If you’re there on a Sunday, grab some bagels and beer and head towards Mont-Royal. You’ll know when you’re in the right place when you spot the big angel statue – or the large group of hippies, smoking weed and jamming out on their tambourines. You can easily chill out there the rest of the day but for something a bit more entertaining, and unusual, start making your way up Chemin Olmsted and before long, you’ll encounter a group of people engaging in a casual joust or two. They take this very seriously, with head-to-toe medieval dress, armour, swords, shields, drinking horns and all!
WONGMichelle

The best, exotic French baked goods in the world

Kouign-amann is an old Breton pastry that is crispy on the outside and light and fluffy on the inside with cloud-like layers of sugary, pastry lightness inside. Couple this with a robust coffee and a seat in the funkiest little place in Montreal and you have arrived at Patisserie Au Kouign Amann.

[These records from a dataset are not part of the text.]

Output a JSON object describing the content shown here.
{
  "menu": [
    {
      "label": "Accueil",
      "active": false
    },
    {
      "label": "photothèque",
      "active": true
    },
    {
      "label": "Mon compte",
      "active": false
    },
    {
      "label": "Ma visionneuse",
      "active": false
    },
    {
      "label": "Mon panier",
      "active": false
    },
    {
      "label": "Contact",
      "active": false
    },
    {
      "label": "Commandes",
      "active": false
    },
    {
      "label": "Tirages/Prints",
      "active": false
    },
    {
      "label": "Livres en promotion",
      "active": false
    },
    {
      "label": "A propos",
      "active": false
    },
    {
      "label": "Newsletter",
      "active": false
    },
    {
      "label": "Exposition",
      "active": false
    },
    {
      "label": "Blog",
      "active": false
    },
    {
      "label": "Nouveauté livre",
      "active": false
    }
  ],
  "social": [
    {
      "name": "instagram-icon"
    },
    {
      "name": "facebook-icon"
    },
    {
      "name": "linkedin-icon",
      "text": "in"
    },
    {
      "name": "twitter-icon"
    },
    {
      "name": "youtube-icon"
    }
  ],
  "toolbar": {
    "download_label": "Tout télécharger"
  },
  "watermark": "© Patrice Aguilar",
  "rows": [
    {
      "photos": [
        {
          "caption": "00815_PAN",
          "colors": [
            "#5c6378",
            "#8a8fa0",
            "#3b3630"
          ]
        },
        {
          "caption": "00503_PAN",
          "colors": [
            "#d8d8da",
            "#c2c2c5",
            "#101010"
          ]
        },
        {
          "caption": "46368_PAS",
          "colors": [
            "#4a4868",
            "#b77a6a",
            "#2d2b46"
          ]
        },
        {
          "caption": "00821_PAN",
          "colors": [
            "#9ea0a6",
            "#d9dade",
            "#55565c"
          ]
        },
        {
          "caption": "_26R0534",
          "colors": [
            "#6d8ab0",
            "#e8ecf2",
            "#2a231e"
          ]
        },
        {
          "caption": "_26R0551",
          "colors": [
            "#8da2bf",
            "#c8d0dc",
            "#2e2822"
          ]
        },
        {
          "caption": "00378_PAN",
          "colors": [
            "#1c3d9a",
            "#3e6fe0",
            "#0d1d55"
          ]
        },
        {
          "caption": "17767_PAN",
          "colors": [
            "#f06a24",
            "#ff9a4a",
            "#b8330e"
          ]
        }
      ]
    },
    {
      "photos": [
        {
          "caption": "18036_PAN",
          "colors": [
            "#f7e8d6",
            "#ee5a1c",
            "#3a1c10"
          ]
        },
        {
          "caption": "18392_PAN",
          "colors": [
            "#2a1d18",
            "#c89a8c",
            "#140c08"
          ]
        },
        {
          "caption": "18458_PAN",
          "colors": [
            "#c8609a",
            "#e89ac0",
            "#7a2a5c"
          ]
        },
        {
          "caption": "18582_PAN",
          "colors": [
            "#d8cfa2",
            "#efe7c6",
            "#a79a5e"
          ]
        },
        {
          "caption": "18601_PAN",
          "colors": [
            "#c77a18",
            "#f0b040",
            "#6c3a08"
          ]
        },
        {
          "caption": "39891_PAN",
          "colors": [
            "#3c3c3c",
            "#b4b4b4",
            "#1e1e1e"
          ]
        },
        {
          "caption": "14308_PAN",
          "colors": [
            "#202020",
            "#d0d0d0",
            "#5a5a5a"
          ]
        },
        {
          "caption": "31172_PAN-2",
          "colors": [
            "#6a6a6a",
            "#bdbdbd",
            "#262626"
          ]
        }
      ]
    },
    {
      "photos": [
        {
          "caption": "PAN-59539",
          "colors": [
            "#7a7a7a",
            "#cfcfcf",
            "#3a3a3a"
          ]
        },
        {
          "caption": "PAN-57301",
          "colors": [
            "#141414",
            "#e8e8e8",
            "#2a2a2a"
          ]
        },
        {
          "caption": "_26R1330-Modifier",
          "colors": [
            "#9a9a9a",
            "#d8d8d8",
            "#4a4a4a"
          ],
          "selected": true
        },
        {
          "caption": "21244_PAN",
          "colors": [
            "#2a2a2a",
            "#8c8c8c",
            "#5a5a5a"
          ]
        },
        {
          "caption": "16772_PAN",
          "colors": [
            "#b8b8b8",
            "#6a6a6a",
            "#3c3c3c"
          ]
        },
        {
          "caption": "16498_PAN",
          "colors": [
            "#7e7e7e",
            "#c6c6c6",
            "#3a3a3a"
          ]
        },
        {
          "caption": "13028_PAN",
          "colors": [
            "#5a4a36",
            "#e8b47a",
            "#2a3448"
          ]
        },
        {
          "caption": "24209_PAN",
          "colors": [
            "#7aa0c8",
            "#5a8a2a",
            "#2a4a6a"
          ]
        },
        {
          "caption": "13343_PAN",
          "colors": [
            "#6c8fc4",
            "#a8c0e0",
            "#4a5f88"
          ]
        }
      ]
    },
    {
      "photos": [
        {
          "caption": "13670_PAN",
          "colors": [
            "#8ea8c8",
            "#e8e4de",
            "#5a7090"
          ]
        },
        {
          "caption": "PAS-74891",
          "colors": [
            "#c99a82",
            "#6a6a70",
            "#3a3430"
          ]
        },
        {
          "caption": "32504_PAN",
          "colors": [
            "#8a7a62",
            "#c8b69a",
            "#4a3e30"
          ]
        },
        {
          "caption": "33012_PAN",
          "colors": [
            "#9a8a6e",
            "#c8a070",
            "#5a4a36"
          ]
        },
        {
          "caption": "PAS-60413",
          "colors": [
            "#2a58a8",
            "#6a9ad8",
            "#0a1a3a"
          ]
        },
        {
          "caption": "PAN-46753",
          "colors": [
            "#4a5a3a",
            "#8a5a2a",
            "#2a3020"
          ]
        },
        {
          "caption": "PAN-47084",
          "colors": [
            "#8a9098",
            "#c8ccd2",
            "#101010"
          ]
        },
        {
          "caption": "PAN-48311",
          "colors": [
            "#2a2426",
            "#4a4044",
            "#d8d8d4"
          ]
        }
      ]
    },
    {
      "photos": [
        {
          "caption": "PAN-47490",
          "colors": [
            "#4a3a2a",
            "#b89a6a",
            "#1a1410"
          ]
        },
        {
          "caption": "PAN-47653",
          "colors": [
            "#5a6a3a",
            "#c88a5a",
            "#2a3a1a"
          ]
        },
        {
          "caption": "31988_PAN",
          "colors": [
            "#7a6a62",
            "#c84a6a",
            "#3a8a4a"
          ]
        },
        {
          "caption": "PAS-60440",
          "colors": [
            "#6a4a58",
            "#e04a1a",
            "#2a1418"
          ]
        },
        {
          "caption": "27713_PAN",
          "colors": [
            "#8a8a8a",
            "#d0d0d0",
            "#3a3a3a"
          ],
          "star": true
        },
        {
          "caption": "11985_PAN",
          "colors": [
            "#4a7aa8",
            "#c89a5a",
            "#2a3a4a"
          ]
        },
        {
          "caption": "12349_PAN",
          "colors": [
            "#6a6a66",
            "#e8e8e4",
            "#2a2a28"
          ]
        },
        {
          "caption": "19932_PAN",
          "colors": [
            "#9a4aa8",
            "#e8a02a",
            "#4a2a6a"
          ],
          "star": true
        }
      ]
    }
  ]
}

The almond pastries, wedges of almondy goodness with a slight crunch, satisfy the tastebuds like nothing else and the buttery croissants rival the best from Paris.
322 Avenue du Mont-Royal E
Ziskat

Mile End for vintage shopping

Walk up Avenue du Parc to Mile End. On boulevard Saint Laurent, up near Bernard Street, are a bunch of vintage stores such as Citizen Vintage, Annex Vintage, and Empire Exchange. Tucked between these stores are lovely little local-owned cafes that you can spend hours in.
racheljohnston1991

Cafe Le Falco

I’m a digital nomad, so coffee shops are my offices, and whenever I get to a new place I like to find the best coffee spot in town. In Le Falco, the baristas really know what they’re doing, the coffee is superb, and the space would put any east London joint to shame.
cafefalco.ca
Macca501

Au pied de Cochon

For a taste of what Quebec province is all about, go (hungry, very hungry) to Au pied de Cochon. People with cardiac issues look away now – the menu features such heart-stoppers as foie gras in a number of guises, fries cooked in duck fat, stuffed pig’s knuckle and other Québécois variations on pork, hefty maple syrup dishes and an extensive variety of sweet and heavy desserts, all washed down with a selection of craft beers. Tabernacle!
aupieddecochon.ca
DianaTorrens

Jazz history

Montreal is an incubator for world-renowned jazz music. Having produced the likes of Oscar Peterson, the city is steeped in tradition and the reverberations are still vibrating through the scene. Visit either The Upstairs (Montreal’s premier jazz club) or Diese Onze (the venue for up-and-coming stars), to see the world’s most celebrated and up-and-coming jazz artists.
kschwonik

Mon Dieu – the food!

My first day in Montreal, I always hit Cafe Vasco da Gama on Peel Street for lunch. It’s vibrant, always packed and always delicious. Ask the staff behind the counter what they’d recommend or go for the special. Don’t leave without getting some salted caramels for later.
vascodagama.ca
cmtchuck

Montreal’s Mediterranean market

In the heart of Little Italy, the Jean Talon food market has some of the cheapest and best eats in town. Housewives, food critics and bohemian artists rub shoulders easily at stalls or in cosy cafes. Try El Rey del Taco, which does three delicious, spicy tacos for $8, – or fresh fish from Les Delices de la Mer: $8 for salmon and salad lunches. Great atmosphere – just brush up your French or Italian first!